How to Change Things
How do things get the way they are? How do we change them? This site is about some of the key techniques everybody uses to shape public events. Ask the right questions and you can change the way things are:
1. What's the problem? "War is unhealthy for children and other living things" may be a little broad. Break it down. What will winning look like? Be specific.
2. Who has a finger on the button? Who makes the decision? A public official? A CEO? Who could do what you want, if they were motivated? And had the resources? Take names.
3. Who influences the button pusher? Peers? Career? Voters? A regulatory agency? A board of directors? Whom must the "decider" listen to? Understand his or her environment.
4. What channels reach the influential? What media and person-to-person channels are accessible to you? Focus: How do the people you need to reach get their credible information?
5. What's in it for them? Your policy solution and advocacy strategy are designed to shift calculations of risk and reward. What makes inaction more costly, change more attractive?

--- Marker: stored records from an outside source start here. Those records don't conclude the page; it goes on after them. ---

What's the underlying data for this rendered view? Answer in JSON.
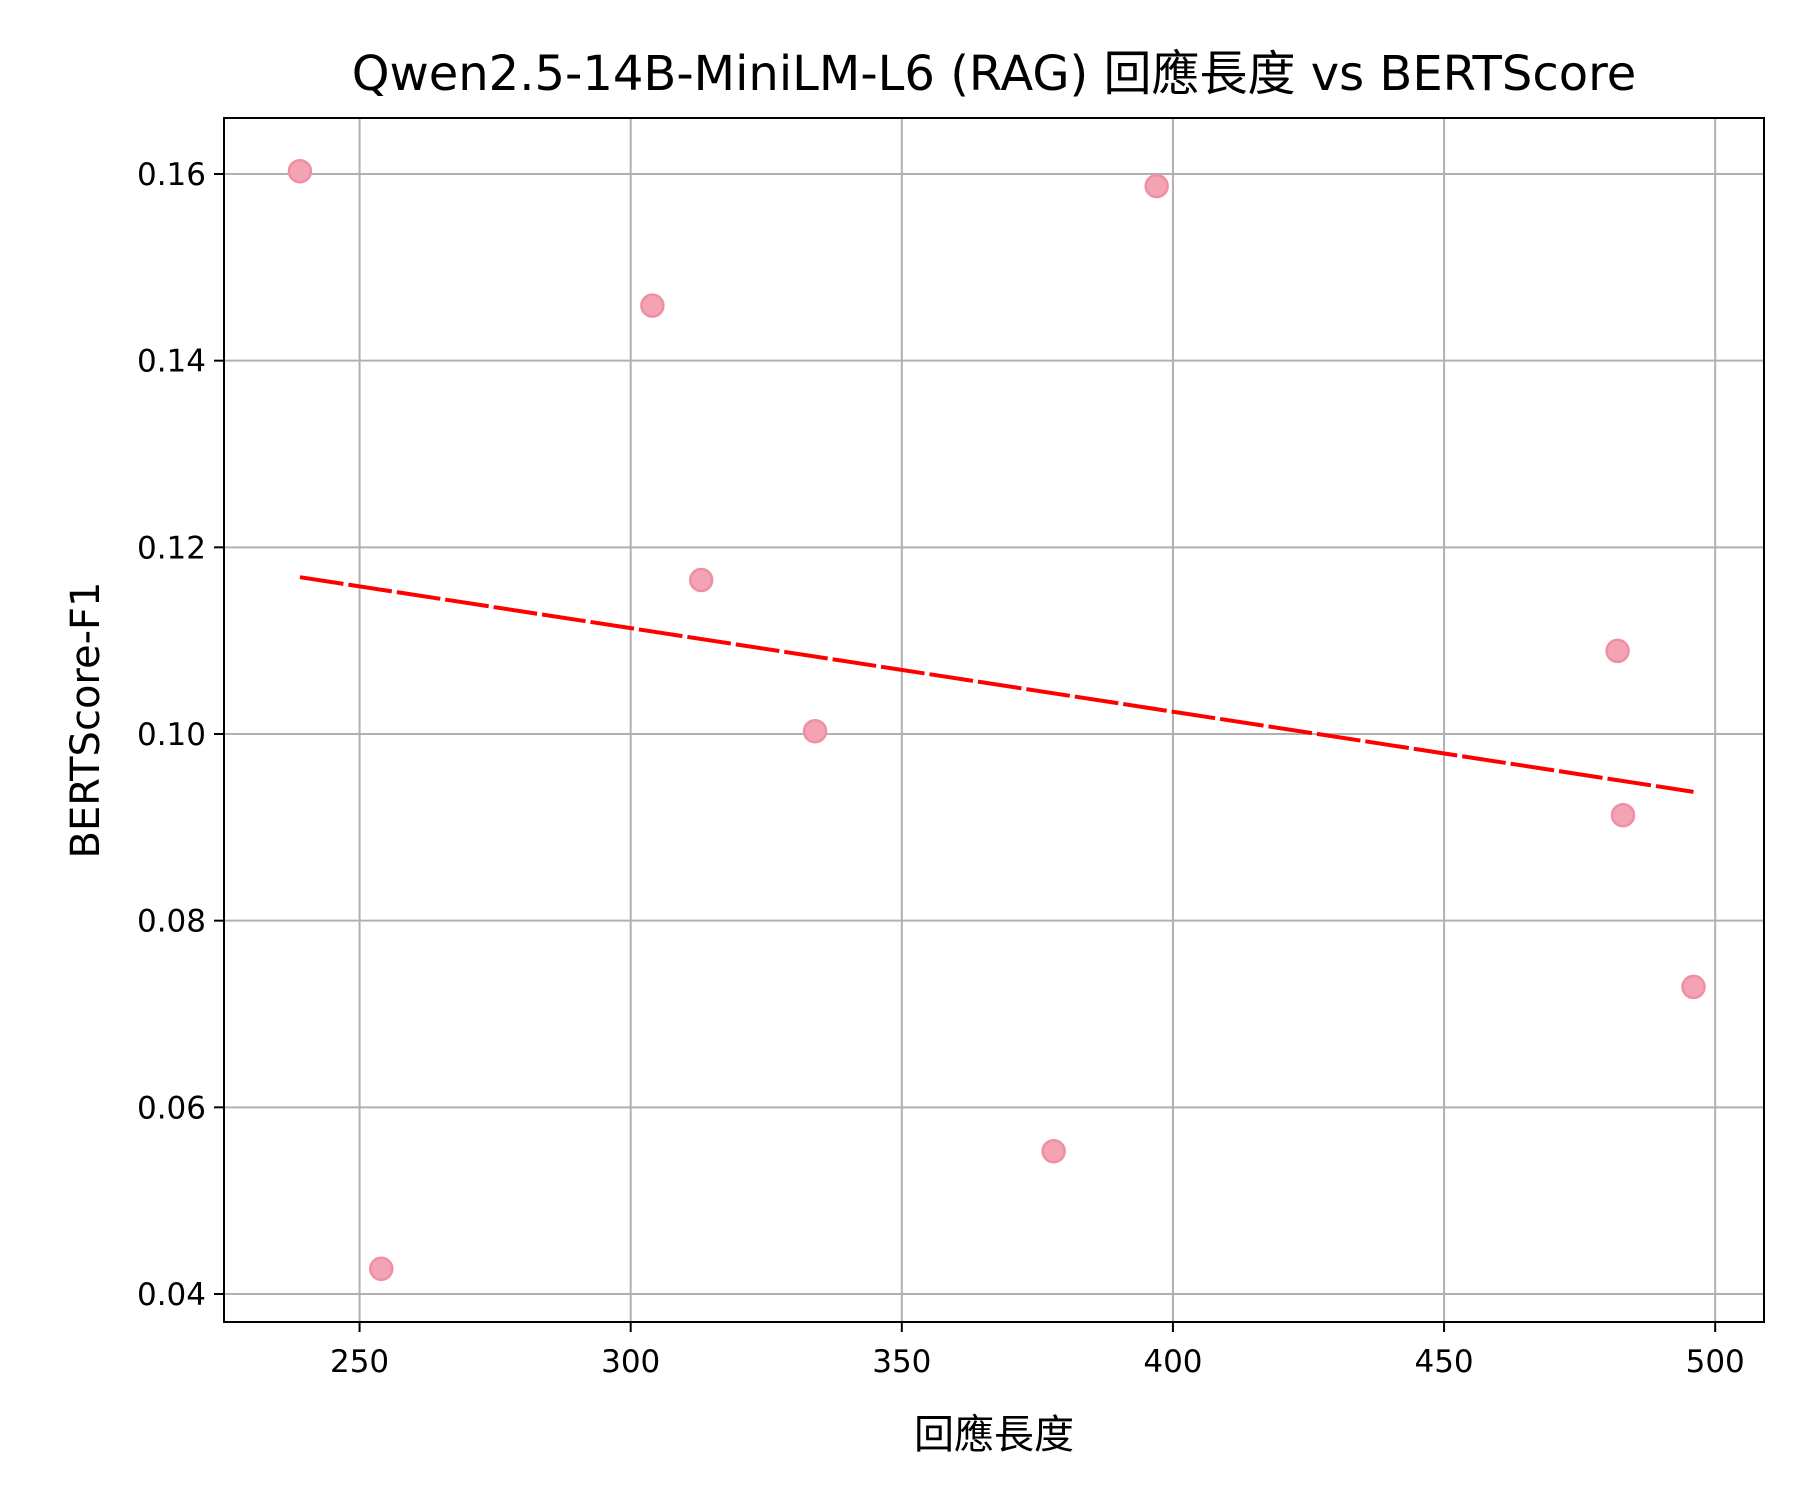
{
  "chart_data": {
    "type": "scatter",
    "title": "Qwen2.5-14B-MiniLM-L6 (RAG) 回應長度 vs BERTScore",
    "xlabel": "回應長度",
    "ylabel": "BERTScore-F1",
    "xlim": [
      225,
      509
    ],
    "ylim": [
      0.037,
      0.166
    ],
    "x_ticks": [
      250,
      300,
      350,
      400,
      450,
      500
    ],
    "x_tick_labels": [
      "250",
      "300",
      "350",
      "400",
      "450",
      "500"
    ],
    "y_ticks": [
      0.04,
      0.06,
      0.08,
      0.1,
      0.12,
      0.14,
      0.16
    ],
    "y_tick_labels": [
      "0.04",
      "0.06",
      "0.08",
      "0.10",
      "0.12",
      "0.14",
      "0.16"
    ],
    "grid": true,
    "series": [
      {
        "type": "scatter",
        "color": "#f4a3b4",
        "edge_color": "#ef8fa3",
        "points": [
          {
            "x": 239,
            "y": 0.1603
          },
          {
            "x": 254,
            "y": 0.0427
          },
          {
            "x": 304,
            "y": 0.1459
          },
          {
            "x": 313,
            "y": 0.1165
          },
          {
            "x": 334,
            "y": 0.1003
          },
          {
            "x": 378,
            "y": 0.0553
          },
          {
            "x": 397,
            "y": 0.1587
          },
          {
            "x": 482,
            "y": 0.1089
          },
          {
            "x": 483,
            "y": 0.0913
          },
          {
            "x": 496,
            "y": 0.0729
          }
        ]
      },
      {
        "type": "line",
        "style": "dashed",
        "color": "#ff0000",
        "x": [
          239,
          496
        ],
        "y": [
          0.1168,
          0.0938
        ]
      }
    ]
  }
}
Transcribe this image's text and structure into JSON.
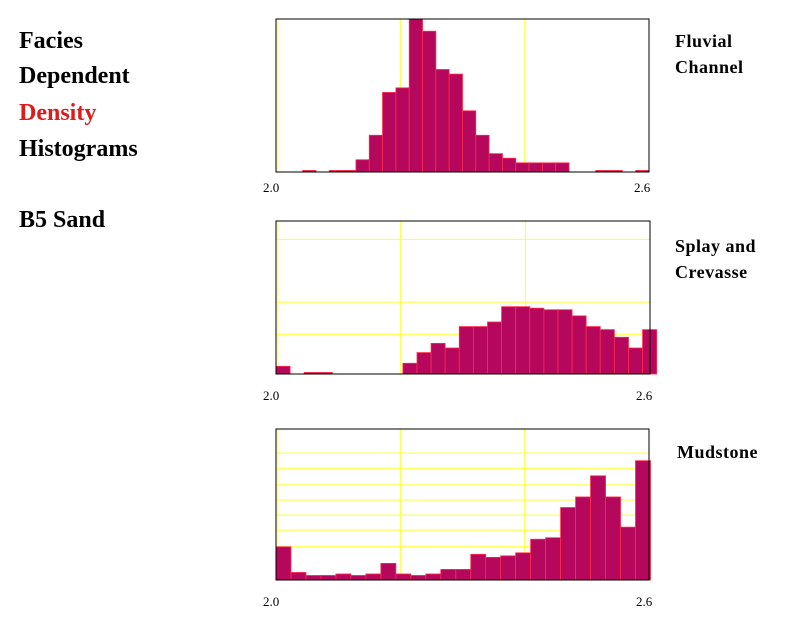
{
  "title": {
    "line1": "Facies",
    "line2": "Dependent",
    "line3": "Density",
    "line4": "Histograms",
    "line3_color": "#e0191b"
  },
  "subtitle": "B5  Sand",
  "colors": {
    "bar_fill": "#b5085d",
    "bar_edge": "#ff2a4a",
    "grid": "#ffff33",
    "frame": "#000000"
  },
  "chart_data": [
    {
      "type": "bar",
      "name_lines": [
        "Fluvial",
        "Channel"
      ],
      "xlim": [
        2.0,
        2.6
      ],
      "ylim": [
        0,
        1
      ],
      "x_tick_labels": [
        "2.0",
        "2.6"
      ],
      "grid_x": [
        2.2,
        2.4
      ],
      "grid_y": [],
      "bin_width": 0.0214,
      "bin_starts": [
        2.0,
        2.0214,
        2.0429,
        2.0643,
        2.0857,
        2.1071,
        2.1286,
        2.15,
        2.1714,
        2.1929,
        2.2143,
        2.2357,
        2.2571,
        2.2786,
        2.3,
        2.3214,
        2.3429,
        2.3643,
        2.3857,
        2.4071,
        2.4286,
        2.45,
        2.4714,
        2.4929,
        2.5143,
        2.5357,
        2.5571,
        2.5786
      ],
      "values": [
        0,
        0,
        0.01,
        0,
        0.01,
        0.01,
        0.08,
        0.24,
        0.52,
        0.55,
        1.0,
        0.92,
        0.67,
        0.64,
        0.4,
        0.24,
        0.12,
        0.09,
        0.06,
        0.06,
        0.06,
        0.06,
        0,
        0,
        0.01,
        0.01,
        0,
        0.01
      ]
    },
    {
      "type": "bar",
      "name_lines": [
        "Splay  and",
        "Crevasse"
      ],
      "xlim": [
        2.0,
        2.6
      ],
      "ylim": [
        0,
        1
      ],
      "x_tick_labels": [
        "2.0",
        "2.6"
      ],
      "grid_x": [
        2.2,
        2.4
      ],
      "grid_y": [
        0.26,
        0.47,
        0.88
      ],
      "bin_width": 0.0226,
      "bin_starts": [
        2.0,
        2.0226,
        2.0452,
        2.0679,
        2.0905,
        2.1131,
        2.1357,
        2.1583,
        2.181,
        2.2036,
        2.2262,
        2.2488,
        2.2714,
        2.294,
        2.3167,
        2.3393,
        2.3619,
        2.3845,
        2.4071,
        2.4298,
        2.4524,
        2.475,
        2.4976,
        2.5202,
        2.5429,
        2.5655,
        2.5881
      ],
      "values": [
        0.05,
        0,
        0.01,
        0.01,
        0,
        0,
        0,
        0,
        0,
        0.07,
        0.14,
        0.2,
        0.17,
        0.31,
        0.31,
        0.34,
        0.44,
        0.44,
        0.43,
        0.42,
        0.42,
        0.38,
        0.31,
        0.29,
        0.24,
        0.17,
        0.29
      ]
    },
    {
      "type": "bar",
      "name_lines": [
        "Mudstone"
      ],
      "xlim": [
        2.0,
        2.6
      ],
      "ylim": [
        0,
        1
      ],
      "x_tick_labels": [
        "2.0",
        "2.6"
      ],
      "grid_x": [
        2.2,
        2.4
      ],
      "grid_y": [
        0.22,
        0.33,
        0.43,
        0.53,
        0.63,
        0.74,
        0.84
      ],
      "bin_width": 0.0241,
      "bin_starts": [
        2.0,
        2.0241,
        2.0482,
        2.0723,
        2.0964,
        2.1205,
        2.1446,
        2.1687,
        2.1928,
        2.2169,
        2.241,
        2.2651,
        2.2892,
        2.3133,
        2.3373,
        2.3614,
        2.3855,
        2.4096,
        2.4337,
        2.4578,
        2.4819,
        2.506,
        2.5301,
        2.5542,
        2.5783
      ],
      "values": [
        0.22,
        0.05,
        0.03,
        0.03,
        0.04,
        0.03,
        0.04,
        0.11,
        0.04,
        0.03,
        0.04,
        0.07,
        0.07,
        0.17,
        0.15,
        0.16,
        0.18,
        0.27,
        0.28,
        0.48,
        0.55,
        0.69,
        0.55,
        0.35,
        0.79
      ]
    }
  ]
}
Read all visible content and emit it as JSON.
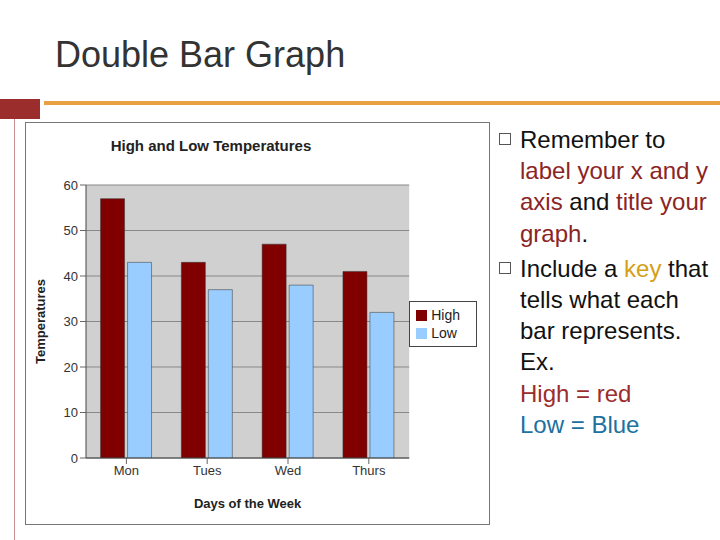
{
  "title": "Double Bar Graph",
  "chart_data": {
    "type": "bar",
    "title": "High and Low Temperatures",
    "x_label": "Days of the Week",
    "y_label": "Temperatures",
    "categories": [
      "Mon",
      "Tues",
      "Wed",
      "Thurs"
    ],
    "series": [
      {
        "name": "High",
        "color": "#800000",
        "values": [
          57,
          43,
          47,
          41
        ]
      },
      {
        "name": "Low",
        "color": "#99ccff",
        "values": [
          43,
          37,
          38,
          32
        ]
      }
    ],
    "ylim": [
      0,
      60
    ],
    "yticks": [
      0,
      10,
      20,
      30,
      40,
      50,
      60
    ],
    "grid": true,
    "legend": "right"
  },
  "bullets": [
    {
      "segments": [
        {
          "text": "Remember to "
        },
        {
          "text": "label your x and y axis",
          "color": "#8b2525"
        },
        {
          "text": " and "
        },
        {
          "text": "title your graph",
          "color": "#8b2525"
        },
        {
          "text": "."
        }
      ]
    },
    {
      "segments": [
        {
          "text": "Include a "
        },
        {
          "text": "key",
          "color": "#d4a017"
        },
        {
          "text": " that tells what each bar represents. Ex."
        }
      ],
      "examples": [
        {
          "text": "High = red",
          "color": "#9b2d2d"
        },
        {
          "text": "Low = Blue",
          "color": "#2070a0"
        }
      ]
    }
  ]
}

6. What message fits the channel? Most people come up with the bumper sticker first. But in reality, your audience tells you what the message needs to be. And the channel that will carry it determines the precise form it takes.
See? It's not obvious, but it's not rocket science either. The world as you know it is made up of organized groups asking these exact questions and running the strategies that result. You can, too. With experienced advice, you can do it even quicker.
Hint: Run through these questions more than once. Every iteration will refine the answers and bring you closer to an action plan.